Makhluk Mirage bertentakel delapan memiliki kekuatan tempur yang mirip dengan Dewa. Ketika seratus makhluk seperti itu berkumpul? Bahkan seratus Pelindung Patung Batu bisa dianggap berbahaya bagi mereka.
“Kenapa ada begitu banyak makhluk Mirage, dan kenapa mereka bergerak tepat ke arah kita?” Paman Fu tidak percaya hal seperti itu. Meskipun tidak percaya, dia tidak ragu-ragu untuk lari.
*Hong~*
Tiba-tiba, sebuah sosok muncul di udara, agak jauh dari tim. Dia adalah seorang remaja berkulit hitam bertelanjang kaki yang dibalut kain putih. Begitu dia muncul, dia merobek gulungan yang diegangnya.
Kekuatan yang mengerikan tiba-tiba menyelimuti area seluas lima ribu kilometer di sekitar posisinya.
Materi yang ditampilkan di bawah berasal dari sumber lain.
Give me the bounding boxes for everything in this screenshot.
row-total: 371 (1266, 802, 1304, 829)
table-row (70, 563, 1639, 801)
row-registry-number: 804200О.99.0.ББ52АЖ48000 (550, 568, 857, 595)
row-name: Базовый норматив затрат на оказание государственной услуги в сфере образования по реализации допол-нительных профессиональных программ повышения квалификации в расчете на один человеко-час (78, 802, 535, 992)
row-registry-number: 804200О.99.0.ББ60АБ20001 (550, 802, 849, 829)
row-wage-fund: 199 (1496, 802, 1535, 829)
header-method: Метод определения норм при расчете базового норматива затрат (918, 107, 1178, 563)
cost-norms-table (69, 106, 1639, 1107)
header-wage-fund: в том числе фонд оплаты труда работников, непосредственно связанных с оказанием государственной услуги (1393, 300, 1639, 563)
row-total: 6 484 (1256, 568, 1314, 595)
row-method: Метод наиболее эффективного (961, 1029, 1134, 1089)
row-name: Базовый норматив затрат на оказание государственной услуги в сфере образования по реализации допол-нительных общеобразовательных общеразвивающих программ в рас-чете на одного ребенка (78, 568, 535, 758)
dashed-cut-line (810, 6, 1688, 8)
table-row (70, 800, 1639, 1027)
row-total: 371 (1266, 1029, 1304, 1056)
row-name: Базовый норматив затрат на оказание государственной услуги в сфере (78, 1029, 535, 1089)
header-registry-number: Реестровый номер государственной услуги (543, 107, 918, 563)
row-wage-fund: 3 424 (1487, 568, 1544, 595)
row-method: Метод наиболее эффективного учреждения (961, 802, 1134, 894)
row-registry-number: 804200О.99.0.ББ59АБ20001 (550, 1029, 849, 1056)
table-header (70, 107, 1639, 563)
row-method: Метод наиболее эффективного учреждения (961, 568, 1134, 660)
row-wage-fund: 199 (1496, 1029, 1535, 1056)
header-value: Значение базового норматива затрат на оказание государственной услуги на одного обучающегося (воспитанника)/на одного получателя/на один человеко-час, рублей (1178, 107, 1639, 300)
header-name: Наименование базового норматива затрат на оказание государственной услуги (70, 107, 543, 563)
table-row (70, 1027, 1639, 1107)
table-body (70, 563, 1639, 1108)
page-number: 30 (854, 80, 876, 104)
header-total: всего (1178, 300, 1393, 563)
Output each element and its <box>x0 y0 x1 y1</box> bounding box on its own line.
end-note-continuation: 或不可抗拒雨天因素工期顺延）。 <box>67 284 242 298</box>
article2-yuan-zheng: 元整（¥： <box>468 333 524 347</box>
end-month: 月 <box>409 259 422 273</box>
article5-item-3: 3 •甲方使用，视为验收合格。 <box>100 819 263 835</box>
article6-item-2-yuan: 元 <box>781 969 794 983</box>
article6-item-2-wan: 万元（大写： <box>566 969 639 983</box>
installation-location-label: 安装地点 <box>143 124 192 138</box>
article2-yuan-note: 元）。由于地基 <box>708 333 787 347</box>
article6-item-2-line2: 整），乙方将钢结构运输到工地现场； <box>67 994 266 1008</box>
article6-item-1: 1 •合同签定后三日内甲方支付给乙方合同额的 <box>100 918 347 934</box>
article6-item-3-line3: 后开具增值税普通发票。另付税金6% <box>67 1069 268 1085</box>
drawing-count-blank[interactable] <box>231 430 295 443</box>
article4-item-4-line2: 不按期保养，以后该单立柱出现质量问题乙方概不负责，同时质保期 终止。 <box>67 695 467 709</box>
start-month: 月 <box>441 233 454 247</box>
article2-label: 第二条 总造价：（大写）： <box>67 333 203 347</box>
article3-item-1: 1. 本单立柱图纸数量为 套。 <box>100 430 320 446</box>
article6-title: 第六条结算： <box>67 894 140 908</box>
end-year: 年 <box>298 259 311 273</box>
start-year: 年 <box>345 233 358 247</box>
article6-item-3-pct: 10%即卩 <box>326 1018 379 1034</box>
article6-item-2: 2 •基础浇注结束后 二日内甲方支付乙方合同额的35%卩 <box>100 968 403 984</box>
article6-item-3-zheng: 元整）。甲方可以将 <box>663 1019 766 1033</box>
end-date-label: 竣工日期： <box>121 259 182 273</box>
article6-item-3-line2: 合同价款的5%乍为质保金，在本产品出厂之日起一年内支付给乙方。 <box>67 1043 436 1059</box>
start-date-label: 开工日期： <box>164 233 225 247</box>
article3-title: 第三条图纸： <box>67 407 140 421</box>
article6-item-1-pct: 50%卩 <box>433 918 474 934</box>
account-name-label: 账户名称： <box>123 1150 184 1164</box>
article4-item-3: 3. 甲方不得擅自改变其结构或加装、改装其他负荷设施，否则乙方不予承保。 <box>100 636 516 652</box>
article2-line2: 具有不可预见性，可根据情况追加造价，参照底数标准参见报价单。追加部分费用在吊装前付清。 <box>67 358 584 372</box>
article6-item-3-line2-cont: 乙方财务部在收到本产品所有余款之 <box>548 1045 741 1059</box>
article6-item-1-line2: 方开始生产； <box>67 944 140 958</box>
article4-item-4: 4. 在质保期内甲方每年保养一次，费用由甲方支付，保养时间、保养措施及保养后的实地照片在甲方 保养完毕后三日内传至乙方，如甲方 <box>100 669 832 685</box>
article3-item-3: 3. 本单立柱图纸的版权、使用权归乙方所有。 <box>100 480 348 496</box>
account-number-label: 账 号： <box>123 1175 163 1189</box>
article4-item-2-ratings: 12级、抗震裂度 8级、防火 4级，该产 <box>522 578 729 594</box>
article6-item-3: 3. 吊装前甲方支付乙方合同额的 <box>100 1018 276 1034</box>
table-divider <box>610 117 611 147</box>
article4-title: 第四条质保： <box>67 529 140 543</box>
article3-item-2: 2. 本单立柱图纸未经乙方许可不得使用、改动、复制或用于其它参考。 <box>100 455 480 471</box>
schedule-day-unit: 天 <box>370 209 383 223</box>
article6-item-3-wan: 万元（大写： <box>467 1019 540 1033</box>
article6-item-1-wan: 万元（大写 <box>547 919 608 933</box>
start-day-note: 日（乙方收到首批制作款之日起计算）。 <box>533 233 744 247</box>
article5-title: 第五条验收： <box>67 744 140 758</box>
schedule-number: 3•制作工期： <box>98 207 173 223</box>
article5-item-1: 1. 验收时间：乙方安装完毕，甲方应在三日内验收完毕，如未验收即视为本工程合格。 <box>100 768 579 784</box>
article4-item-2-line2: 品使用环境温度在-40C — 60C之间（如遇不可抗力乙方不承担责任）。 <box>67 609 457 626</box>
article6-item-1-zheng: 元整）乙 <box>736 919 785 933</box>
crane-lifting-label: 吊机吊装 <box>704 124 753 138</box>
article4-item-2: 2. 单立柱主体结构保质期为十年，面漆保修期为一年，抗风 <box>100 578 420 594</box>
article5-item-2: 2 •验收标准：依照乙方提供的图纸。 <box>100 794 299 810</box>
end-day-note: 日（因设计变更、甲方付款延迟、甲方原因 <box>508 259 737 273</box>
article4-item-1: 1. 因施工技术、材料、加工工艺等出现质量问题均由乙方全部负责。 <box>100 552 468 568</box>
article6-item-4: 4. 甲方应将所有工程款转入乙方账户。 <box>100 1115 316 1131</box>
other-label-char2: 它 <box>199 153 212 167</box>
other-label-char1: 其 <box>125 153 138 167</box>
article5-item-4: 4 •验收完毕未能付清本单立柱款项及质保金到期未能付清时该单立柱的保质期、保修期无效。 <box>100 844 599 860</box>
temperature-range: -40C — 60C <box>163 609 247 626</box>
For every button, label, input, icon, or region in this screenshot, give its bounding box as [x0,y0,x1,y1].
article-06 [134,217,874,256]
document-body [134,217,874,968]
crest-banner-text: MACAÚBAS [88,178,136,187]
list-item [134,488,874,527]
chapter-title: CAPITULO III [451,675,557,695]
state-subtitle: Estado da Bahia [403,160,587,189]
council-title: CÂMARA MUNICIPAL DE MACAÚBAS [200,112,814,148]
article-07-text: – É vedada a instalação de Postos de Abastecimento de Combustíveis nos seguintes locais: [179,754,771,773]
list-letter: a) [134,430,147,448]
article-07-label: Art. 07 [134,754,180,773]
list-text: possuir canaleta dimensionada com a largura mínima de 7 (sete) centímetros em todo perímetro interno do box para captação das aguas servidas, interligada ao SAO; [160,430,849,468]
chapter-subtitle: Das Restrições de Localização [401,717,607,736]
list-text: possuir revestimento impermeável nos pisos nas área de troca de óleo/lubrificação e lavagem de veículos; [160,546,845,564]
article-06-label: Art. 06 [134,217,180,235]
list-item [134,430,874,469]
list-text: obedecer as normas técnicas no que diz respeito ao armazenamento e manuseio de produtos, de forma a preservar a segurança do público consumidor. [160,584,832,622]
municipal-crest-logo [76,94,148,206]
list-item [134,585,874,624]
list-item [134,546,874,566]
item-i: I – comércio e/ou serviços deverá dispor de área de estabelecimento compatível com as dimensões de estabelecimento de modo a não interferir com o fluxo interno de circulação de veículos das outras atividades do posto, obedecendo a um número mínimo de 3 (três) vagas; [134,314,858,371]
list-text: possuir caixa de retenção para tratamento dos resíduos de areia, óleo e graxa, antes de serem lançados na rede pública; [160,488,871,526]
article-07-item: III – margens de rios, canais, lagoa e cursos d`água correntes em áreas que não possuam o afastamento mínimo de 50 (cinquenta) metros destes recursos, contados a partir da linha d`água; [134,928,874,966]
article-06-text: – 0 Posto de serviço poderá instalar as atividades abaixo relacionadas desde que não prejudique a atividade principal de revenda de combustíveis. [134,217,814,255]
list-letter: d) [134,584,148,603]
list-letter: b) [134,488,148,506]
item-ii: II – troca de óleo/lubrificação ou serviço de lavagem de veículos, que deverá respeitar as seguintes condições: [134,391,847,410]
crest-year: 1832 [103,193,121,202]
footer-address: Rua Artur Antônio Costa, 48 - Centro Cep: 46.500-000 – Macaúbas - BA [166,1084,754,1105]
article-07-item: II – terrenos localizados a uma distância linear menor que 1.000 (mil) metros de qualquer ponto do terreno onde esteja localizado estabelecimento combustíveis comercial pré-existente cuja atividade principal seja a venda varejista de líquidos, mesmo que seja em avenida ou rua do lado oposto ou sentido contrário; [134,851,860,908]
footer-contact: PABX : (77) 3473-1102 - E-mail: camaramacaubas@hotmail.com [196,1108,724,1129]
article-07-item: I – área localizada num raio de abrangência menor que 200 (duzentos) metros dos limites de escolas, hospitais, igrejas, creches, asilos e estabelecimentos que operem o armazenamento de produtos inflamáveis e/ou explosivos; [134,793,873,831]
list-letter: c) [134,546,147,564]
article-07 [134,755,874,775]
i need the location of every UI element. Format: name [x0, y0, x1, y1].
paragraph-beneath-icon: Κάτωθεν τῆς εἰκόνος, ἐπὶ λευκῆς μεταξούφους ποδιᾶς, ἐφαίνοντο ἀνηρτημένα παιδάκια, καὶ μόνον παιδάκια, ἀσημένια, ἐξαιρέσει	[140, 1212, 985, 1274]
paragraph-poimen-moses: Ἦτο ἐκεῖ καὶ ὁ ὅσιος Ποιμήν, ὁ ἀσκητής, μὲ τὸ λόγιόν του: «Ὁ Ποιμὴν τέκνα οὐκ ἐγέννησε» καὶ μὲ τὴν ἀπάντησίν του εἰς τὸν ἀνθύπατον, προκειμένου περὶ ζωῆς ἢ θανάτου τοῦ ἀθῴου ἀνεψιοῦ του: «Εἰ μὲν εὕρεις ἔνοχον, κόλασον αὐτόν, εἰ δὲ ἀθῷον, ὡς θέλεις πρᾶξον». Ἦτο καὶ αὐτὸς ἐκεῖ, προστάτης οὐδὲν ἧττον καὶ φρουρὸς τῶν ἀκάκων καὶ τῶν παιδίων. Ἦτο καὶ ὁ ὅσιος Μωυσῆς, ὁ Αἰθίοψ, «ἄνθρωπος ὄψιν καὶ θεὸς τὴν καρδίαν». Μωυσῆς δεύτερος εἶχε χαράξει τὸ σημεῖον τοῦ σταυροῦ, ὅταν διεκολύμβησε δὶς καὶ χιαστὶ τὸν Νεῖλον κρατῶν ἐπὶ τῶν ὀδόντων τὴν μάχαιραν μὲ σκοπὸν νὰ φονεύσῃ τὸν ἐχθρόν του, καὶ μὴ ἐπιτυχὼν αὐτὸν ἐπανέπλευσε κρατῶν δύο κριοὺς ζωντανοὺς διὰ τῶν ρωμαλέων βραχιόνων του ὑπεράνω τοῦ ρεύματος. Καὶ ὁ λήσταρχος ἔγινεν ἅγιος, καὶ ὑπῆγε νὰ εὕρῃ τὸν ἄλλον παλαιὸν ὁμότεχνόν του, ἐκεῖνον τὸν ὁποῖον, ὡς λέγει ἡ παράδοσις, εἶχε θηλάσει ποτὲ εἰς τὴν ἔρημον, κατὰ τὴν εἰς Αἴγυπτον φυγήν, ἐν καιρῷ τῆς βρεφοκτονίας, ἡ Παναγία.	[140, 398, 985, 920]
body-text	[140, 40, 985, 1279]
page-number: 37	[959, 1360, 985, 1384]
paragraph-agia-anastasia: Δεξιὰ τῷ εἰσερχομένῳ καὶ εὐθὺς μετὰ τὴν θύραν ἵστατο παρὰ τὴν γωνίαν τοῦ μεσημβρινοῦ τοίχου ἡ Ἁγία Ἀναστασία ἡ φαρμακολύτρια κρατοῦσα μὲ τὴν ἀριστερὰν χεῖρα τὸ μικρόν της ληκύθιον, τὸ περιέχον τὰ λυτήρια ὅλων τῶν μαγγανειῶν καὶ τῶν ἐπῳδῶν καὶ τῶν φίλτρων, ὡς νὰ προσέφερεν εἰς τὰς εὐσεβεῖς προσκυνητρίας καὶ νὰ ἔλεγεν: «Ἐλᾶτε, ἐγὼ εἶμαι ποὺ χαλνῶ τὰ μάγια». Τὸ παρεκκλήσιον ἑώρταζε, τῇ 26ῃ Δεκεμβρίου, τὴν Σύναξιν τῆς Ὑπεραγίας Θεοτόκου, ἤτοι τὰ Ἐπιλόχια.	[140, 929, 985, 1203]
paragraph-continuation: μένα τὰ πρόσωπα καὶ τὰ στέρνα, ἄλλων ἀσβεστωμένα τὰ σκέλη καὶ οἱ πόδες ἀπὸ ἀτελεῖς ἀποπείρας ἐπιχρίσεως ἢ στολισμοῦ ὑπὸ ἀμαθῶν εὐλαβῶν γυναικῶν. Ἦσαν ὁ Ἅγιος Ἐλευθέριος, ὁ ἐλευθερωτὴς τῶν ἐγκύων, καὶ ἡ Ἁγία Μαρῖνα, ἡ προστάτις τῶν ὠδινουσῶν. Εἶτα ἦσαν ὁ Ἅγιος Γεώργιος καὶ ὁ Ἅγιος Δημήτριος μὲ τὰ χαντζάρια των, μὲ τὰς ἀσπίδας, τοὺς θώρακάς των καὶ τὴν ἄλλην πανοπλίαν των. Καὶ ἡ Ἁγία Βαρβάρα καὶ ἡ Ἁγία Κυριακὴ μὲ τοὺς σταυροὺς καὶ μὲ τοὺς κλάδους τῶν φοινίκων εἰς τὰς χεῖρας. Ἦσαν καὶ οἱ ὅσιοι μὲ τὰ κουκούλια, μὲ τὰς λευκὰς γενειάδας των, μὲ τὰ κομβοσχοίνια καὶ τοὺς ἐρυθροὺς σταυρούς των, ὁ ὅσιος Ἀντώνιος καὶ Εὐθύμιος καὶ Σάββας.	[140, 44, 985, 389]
Benang-benang emas yang tak terhitung jumlahnya muncul, dan di bawah kendalinya, benang-benang itu melesat ke arah Xue Ying dan dua orang lainnya, berputar di sekitar mereka.
Xue Ying, Chen Jiu, dan Paman Fu merasakan benang-benang emas menyebar ke segala arah dan mulai merasa khawatir. Mereka menoleh untuk melihat dari mana benang-benang itu berasal.
Sekilas, mereka melihat remaja berkulit hitam itu berdiri di udara di kejauhan.
“Tuan You Lan!” Mata Xue Ying dipenuhi dengan niat membunuh.
“You Lan, aku pasti akan membunuhmu!” Mata Chen Jiu juga memerah; dia mulai dikuasai amarah.
“Haha, kalian ingin membunuhku? Biarkan aku melihat kalian selamat dari serangan lebih dari seratus Makhluk Mirage terlebih dahulu,” suara Tuan You Lan menyebar ke seluruh area di sekitar Xue Ying dan yang lainnya. Dia menyeringai sambil mengamati mereka dari kejauhan.